Parents living in conflict zones make extraordinary efforts to keep alive the hope that comes with education. Sadly, the same cannot be said of the international community. Currently, less than 2 percent of humanitarian aid is dedicated to education. And it is not just a case of too little aid arriving too late. Agencies trying to provide education in conflict zones have to secure their funding through unpredictable annual appeals processes, where money tends to follow the most recent wave of media interest – and where children living amidst long-running conflicts are seen as yesterday’s news.
South Sudan is the latest country to demonstrate the inadequacy of the current aid architecture for education. In 2005, when a peace agreement ended a brutal 21-year civil war, hopes for a better future were running high. Seven years on, much has been achieved. More than half a million children have entered formal education for the first time. Child death rates have fallen by 20 percent. There have also been improvements in immunization, nutrition, and access to clean water.
Yet despite the progress that has been made, over 80 percent of South Sudan’s population lives on less than $1.25 a day.
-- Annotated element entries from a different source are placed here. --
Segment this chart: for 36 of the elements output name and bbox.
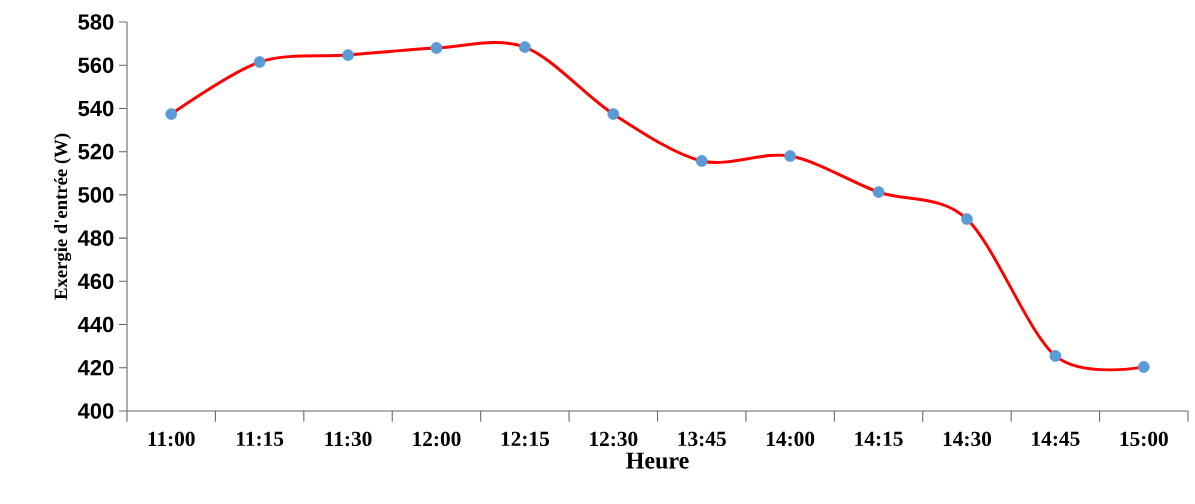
point	[961, 213, 973, 225]
point	[430, 42, 443, 54]
point	[784, 150, 796, 162]
x-tick-label: 14:15	[855, 431, 903, 447]
x-tick-label: 11:30	[325, 431, 372, 447]
x-tick-label: 14:45	[1032, 431, 1080, 447]
y-tick-label: 540	[78, 100, 114, 117]
point	[342, 49, 354, 61]
x-tick-label: 13:45	[678, 431, 726, 447]
point	[253, 56, 266, 68]
x-tick-label: 14:00	[766, 431, 815, 447]
x-tick-label: 15:00	[1120, 431, 1168, 447]
y-tick-label: 500	[78, 187, 114, 203]
x-axis-title: Heure	[626, 452, 689, 469]
y-tick-label: 580	[78, 14, 114, 30]
point	[165, 108, 178, 120]
point	[1137, 361, 1150, 373]
point	[607, 108, 620, 120]
x-tick-label: 12:00	[413, 431, 461, 447]
y-tick-label: 560	[78, 57, 114, 73]
y-tick-label: 440	[77, 316, 114, 333]
point	[872, 186, 885, 198]
x-tick-label: 11:00	[148, 431, 195, 447]
y-axis-title: Exergie d'entrée (W)	[54, 133, 72, 300]
x-tick-label: 11:15	[237, 431, 284, 447]
y-tick-label: 460	[77, 273, 114, 290]
y-tick-label: 480	[77, 230, 114, 246]
y-tick-label: 520	[78, 143, 114, 160]
point	[519, 41, 531, 53]
y-tick-label: 420	[77, 359, 114, 376]
x-tick-label: 14:30	[943, 431, 992, 447]
point	[1049, 350, 1062, 362]
x-tick-label: 12:30	[590, 431, 638, 447]
point	[695, 155, 708, 167]
y-tick-label: 400	[77, 403, 114, 419]
x-tick-label: 12:15	[501, 431, 549, 447]
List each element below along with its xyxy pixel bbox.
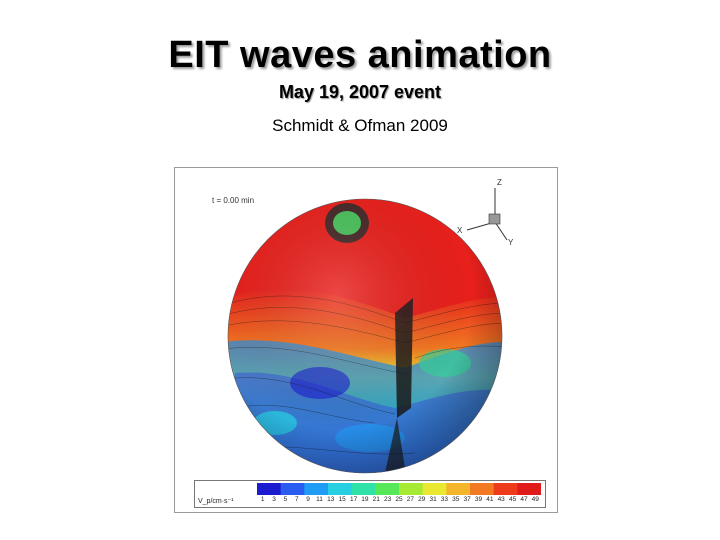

The country has the highest maternal mortality rate in the world. Half of primary-school age children are out of school, and just 400 girls make it through to the last grade of secondary school. In fact, girls are more likely to die in childbirth than they are to make it through primary school.
With tensions running high, it is now critical that both sides in the Sudanese region draw back from the brink of conflict and resolve their differences. But South Sudan also needs support for reconstruction. As an all-party committee of the United Kingdom’s parliament noted in a report this week, if South Sudan is to develop as a prosperous, peaceful nation, “it will need to invest in health, education and infrastructure.”